Menurut Patrialis, pihak lembaga pemasyarakatan yang berada di bawah koordinasi Kementerian Hukum dan HAM hanya bertugas menerima narapidana yang diantarkan oleh pihak kejaksaan.

Patrialis menegaskan, pihak Kantor Wilayah Kementerian Hukum dan HAM Jawa Timur telah memberikan laporan.
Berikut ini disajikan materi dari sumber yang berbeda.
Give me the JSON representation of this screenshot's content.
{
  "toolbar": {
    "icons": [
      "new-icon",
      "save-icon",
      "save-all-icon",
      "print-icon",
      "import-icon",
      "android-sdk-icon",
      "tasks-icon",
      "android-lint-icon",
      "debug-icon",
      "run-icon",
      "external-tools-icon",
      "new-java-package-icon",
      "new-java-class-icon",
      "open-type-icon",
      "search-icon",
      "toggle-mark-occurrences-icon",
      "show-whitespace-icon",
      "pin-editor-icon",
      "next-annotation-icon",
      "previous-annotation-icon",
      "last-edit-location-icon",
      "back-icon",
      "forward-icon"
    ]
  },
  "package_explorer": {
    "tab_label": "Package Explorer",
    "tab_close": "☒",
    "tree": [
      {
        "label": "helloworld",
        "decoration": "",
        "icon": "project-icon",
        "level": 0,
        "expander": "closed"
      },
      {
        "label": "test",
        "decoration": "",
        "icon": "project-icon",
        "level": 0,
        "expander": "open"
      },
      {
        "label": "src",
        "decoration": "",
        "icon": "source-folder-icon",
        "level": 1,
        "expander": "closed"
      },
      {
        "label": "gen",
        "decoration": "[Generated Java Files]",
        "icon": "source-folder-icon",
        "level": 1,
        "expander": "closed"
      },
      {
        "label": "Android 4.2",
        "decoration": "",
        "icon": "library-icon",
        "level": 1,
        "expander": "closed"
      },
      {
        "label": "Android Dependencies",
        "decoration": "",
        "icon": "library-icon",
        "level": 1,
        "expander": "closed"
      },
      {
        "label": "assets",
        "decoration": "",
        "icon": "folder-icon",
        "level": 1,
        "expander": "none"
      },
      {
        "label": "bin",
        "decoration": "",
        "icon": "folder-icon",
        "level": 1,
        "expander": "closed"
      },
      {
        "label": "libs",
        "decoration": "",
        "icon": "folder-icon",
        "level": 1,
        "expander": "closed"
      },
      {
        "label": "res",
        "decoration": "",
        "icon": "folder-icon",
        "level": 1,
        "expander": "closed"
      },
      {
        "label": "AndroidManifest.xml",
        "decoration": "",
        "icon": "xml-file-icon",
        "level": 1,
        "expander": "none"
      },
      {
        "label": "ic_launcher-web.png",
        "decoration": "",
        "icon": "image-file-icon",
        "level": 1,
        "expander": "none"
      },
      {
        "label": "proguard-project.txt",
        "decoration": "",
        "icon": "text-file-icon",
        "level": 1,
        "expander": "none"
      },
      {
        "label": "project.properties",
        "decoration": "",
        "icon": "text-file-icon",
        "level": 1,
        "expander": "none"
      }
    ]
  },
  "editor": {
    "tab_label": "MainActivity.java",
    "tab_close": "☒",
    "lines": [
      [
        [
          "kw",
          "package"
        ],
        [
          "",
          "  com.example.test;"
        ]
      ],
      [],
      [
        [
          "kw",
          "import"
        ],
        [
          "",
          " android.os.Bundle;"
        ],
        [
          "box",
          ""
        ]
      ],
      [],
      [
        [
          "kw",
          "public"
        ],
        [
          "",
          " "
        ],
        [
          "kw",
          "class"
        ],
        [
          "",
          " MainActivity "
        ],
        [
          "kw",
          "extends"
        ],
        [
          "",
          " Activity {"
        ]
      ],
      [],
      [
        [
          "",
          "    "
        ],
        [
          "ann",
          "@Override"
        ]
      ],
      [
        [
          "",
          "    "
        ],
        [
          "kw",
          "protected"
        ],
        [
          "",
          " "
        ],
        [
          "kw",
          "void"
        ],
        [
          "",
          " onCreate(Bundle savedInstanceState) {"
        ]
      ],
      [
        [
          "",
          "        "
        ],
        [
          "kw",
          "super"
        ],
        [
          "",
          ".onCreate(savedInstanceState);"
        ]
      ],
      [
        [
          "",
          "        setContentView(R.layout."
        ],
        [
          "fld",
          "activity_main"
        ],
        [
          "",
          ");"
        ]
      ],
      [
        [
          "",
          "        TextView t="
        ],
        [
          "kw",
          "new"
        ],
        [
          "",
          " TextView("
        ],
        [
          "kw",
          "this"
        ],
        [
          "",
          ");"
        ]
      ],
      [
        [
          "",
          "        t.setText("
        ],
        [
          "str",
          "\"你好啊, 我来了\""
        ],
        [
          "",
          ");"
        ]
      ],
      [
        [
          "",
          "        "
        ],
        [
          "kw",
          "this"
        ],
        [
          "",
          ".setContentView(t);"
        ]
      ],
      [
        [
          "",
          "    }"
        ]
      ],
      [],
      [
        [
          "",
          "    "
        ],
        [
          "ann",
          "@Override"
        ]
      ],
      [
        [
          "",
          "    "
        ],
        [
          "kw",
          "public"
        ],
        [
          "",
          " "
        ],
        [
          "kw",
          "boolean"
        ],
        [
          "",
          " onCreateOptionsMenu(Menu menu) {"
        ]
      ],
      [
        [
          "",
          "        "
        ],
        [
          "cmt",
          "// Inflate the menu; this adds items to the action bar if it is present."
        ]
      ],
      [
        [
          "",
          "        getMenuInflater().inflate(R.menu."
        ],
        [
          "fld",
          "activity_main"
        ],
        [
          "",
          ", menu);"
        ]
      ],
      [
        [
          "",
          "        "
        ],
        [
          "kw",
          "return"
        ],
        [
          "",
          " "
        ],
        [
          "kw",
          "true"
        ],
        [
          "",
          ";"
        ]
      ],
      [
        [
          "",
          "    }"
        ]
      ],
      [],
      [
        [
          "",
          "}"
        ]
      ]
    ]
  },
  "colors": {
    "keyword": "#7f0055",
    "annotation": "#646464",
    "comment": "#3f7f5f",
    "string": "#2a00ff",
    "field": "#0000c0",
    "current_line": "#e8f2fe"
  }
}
Laporan itu menyebutkan, pihak lembaga pemasyarakatan Bojonegoro telah menjalankan tugas sesuai standar yang berlaku.

Menurut dia, petugas lembaga pemasyarakatan tidak mungkin mengecek satu per satu tahanan atau narapidana yang diserahkan oleh pengadilan.

"Yang bertanggungjawab pasti bukan Kumham. Jangan sampai Kumham bertanggungjawab segala hal, ini kan repot juga," kata Patrialis.

Sebelumnya, Jaksa Agung Basrief Arief menduga ada unsur kelalaian jaksa dalam kasus penukaran narapidana tersebut.

"Saya kira paling tidak untuk jaksanya ada kelalaian di situ," kata Basrief, ketika ditemui di Komplek Istana Kepresidenan, Jakarta, Selasa.

Basrief menjelaskan, setidak-tidaknya ada beberapa pihak yang terkait dalam kasus itu, antara lain pengacara, petugas pengawal tahanan, jaksa, dan petugas lembaga pemasyarakatan.

Pengawal tahanan adalah pihak yang langsung berhubungan dengan tahanan atau terpidana. Dia bertugas menjaga, mengantar dan menjemput tahanan.

"Kalau dikatakan pengawal tahanan berarti juga tidak lepas dari jaksanya," kata Basrief.

Menurut Basrief, tim dari kejaksaan sedang melakukan penelusuran kasus itu. Tim dari bidang pengawasan itu akan menelusuri apakah benar ada kesalahan jaksa dalam kasus penukaran narapidana tersebut.

Basrief meminta tim segera memberikan laporan, sehingga dia bisa mengambil keputusan dengan cepat.

"Saya minta besok sudah bisa diputuskan, syukur-syukur sore ini bisa selsai, sehingga besok saya bisa ambil keputusan," katanya.

Kasus itu terkuak saat narapidana bernama Kasiem (55) yang terjerat kasus pupuk bersubsidi dengan hukuman 3 bulan 15 hari meminta Karni (50) untuk menggantikan dirinya dengan imbalan Rp10 juta.

"Karni bersedia menggantikan Kasiem karena memerlukan uang untuk melunasi utang sebesar Rp7,5 juta," katanya.

Setelah empat hari mendekam di penjara menggantikan Kasiem, kasus itu terbongkar akibat petugas menemukan bahwa narapidana (napi) yang mendekam di sel bukan yang seharusnya menjalani hukuman.

Kepala Seksi (Kasi) Penerangan Hukum (Penkum) Kejati Jawa Timur, Mulyono, mengatakan bahwa telah memeriksa beberapa orang dalam kasus itu. Mereka adalah Kepala Seksi (Kasi) Pidana Khusus (Pidsus) Hendro Sasmito, jaksa Pidsus, Widodo, petugas LP, Atmarai, dan dua orang lain.

Kepala Kejaksaan Negeri Bojonegoro, Jawa Timur, Wahyudi, juga telah diperiksa dalam kasus itu.